Requires Python ≥ 3.11. No paid API keys needed in default MVP mode.

shell
# Install (PyPI default = v2.0.2+; v1.x are yanked)
pip install glostat

# Mock prediction (no network, bundled fixtures)
glostat predict AAPL --horizon swing_5d --mock

# Live KR prediction (no SEC_USER_AGENT needed — Naver/DART/KIS only)
glostat predict 005930 --horizon swing_5d   # 삼성전자
glostat predict 096770 --horizon swing_5d   # SK Innovation

# Live US prediction (SEC EDGAR requires User-Agent — INV-GS-038)
GLOSTAT_SEC_USER_AGENT="Your Name [email protected]" \
glostat predict AAPL --horizon swing_5d

# Refresh calibration table from cached hindcast reports
glostat calibrate --out cache/calibration_table.parquet

# Universe-wide scan (rank by composite edge, filter significant)
glostat scan --universe kr_kospi200 --significant
python
from glostat.predictor import predict, load_calibration
from glostat.predictor.types import Prediction

# Build contributions via collect_contributions(); see docs/EXAMPLES.md
cal_table = load_calibration()
prediction: Prediction = predict(
    ticker="AAPL",
    horizon="swing_5d",   # intraday | swing_5d | swing_30d | long_3y
    contributions=contributions,
    cal_table=cal_table,
)

print(f"up_probability = {prediction.up_probability:.3f}")
low_bps, high_bps = prediction.confidence_interval_bps
print(f"CI 1-sigma (~68%) bps = [{low_bps:+.1f}, {high_bps:+.1f}]")
if low_bps <= 0 <= high_bps:
    print("  *** includes 0 — no clear direction (INV-GS-113)")

for c in prediction.contributing_signals:
    if c.direction == "skip": continue
    print(f"  {c.name:24} dir={c.direction:4}  "
          f"AUC={c.calibration_auc:.3f}  n={c.n_samples}")

print(prediction.disclaimer)  # Always non-empty (INV-GS-104)

Add your own thesis

The infrastructure is independent of which thesis you screen.
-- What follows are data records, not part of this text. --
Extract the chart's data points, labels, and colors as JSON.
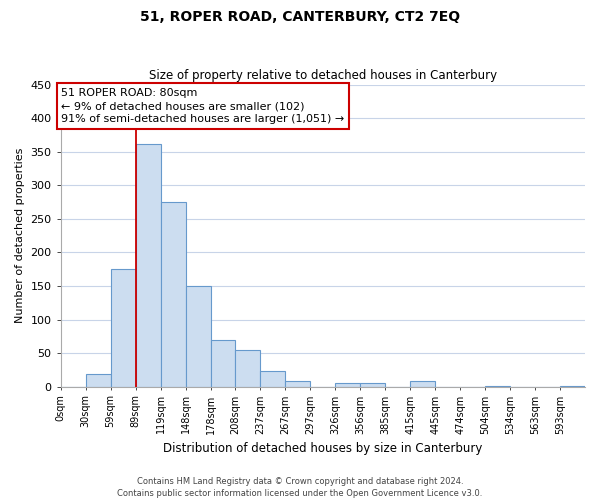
{
  "title": "51, ROPER ROAD, CANTERBURY, CT2 7EQ",
  "subtitle": "Size of property relative to detached houses in Canterbury",
  "xlabel": "Distribution of detached houses by size in Canterbury",
  "ylabel": "Number of detached properties",
  "bar_labels": [
    "0sqm",
    "30sqm",
    "59sqm",
    "89sqm",
    "119sqm",
    "148sqm",
    "178sqm",
    "208sqm",
    "237sqm",
    "267sqm",
    "297sqm",
    "326sqm",
    "356sqm",
    "385sqm",
    "415sqm",
    "445sqm",
    "474sqm",
    "504sqm",
    "534sqm",
    "563sqm",
    "593sqm"
  ],
  "bar_values": [
    0,
    19,
    175,
    362,
    275,
    150,
    70,
    55,
    23,
    9,
    0,
    5,
    5,
    0,
    8,
    0,
    0,
    1,
    0,
    0,
    1
  ],
  "bar_color": "#ccddf0",
  "bar_edge_color": "#6699cc",
  "vline_color": "#cc0000",
  "vline_x_index": 3,
  "ylim": [
    0,
    450
  ],
  "yticks": [
    0,
    50,
    100,
    150,
    200,
    250,
    300,
    350,
    400,
    450
  ],
  "annotation_title": "51 ROPER ROAD: 80sqm",
  "annotation_line1": "← 9% of detached houses are smaller (102)",
  "annotation_line2": "91% of semi-detached houses are larger (1,051) →",
  "annotation_box_facecolor": "#ffffff",
  "annotation_box_edgecolor": "#cc0000",
  "footer1": "Contains HM Land Registry data © Crown copyright and database right 2024.",
  "footer2": "Contains public sector information licensed under the Open Government Licence v3.0.",
  "background_color": "#ffffff",
  "grid_color": "#c8d4e8",
  "title_fontsize": 10,
  "subtitle_fontsize": 8.5,
  "ylabel_fontsize": 8,
  "xlabel_fontsize": 8.5,
  "tick_fontsize": 8,
  "annot_fontsize": 8,
  "footer_fontsize": 6
}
New thesis modules need calibration data (n ≥ 50, AUC, Sharpe, OOS) attached to the PR (INV-GS-026).

1️⃣

Write a thesis module

Subclass the Thesis protocol in src/glostat/experts/. Return a typed (direction, raw_score, sources). See docs/EXAMPLES.md for a working template.

2️⃣

Register a data source

Add a routing entry in data_router.py. The DataRouter enforces phase gating so paid sources stay blocked until you explicitly opt in.

3️⃣

Run the hindcast

Configure Hindcast, point at a universe, get an IS/OOS report with AUC, Sharpe, and Brier score. Minimum n=50 required (INV-GS-026).

4️⃣

Submit a calibration row

Append the result to calibration_table.parquet. The Brier-weighted ensemble picks the weight automatically at the next recalibration run.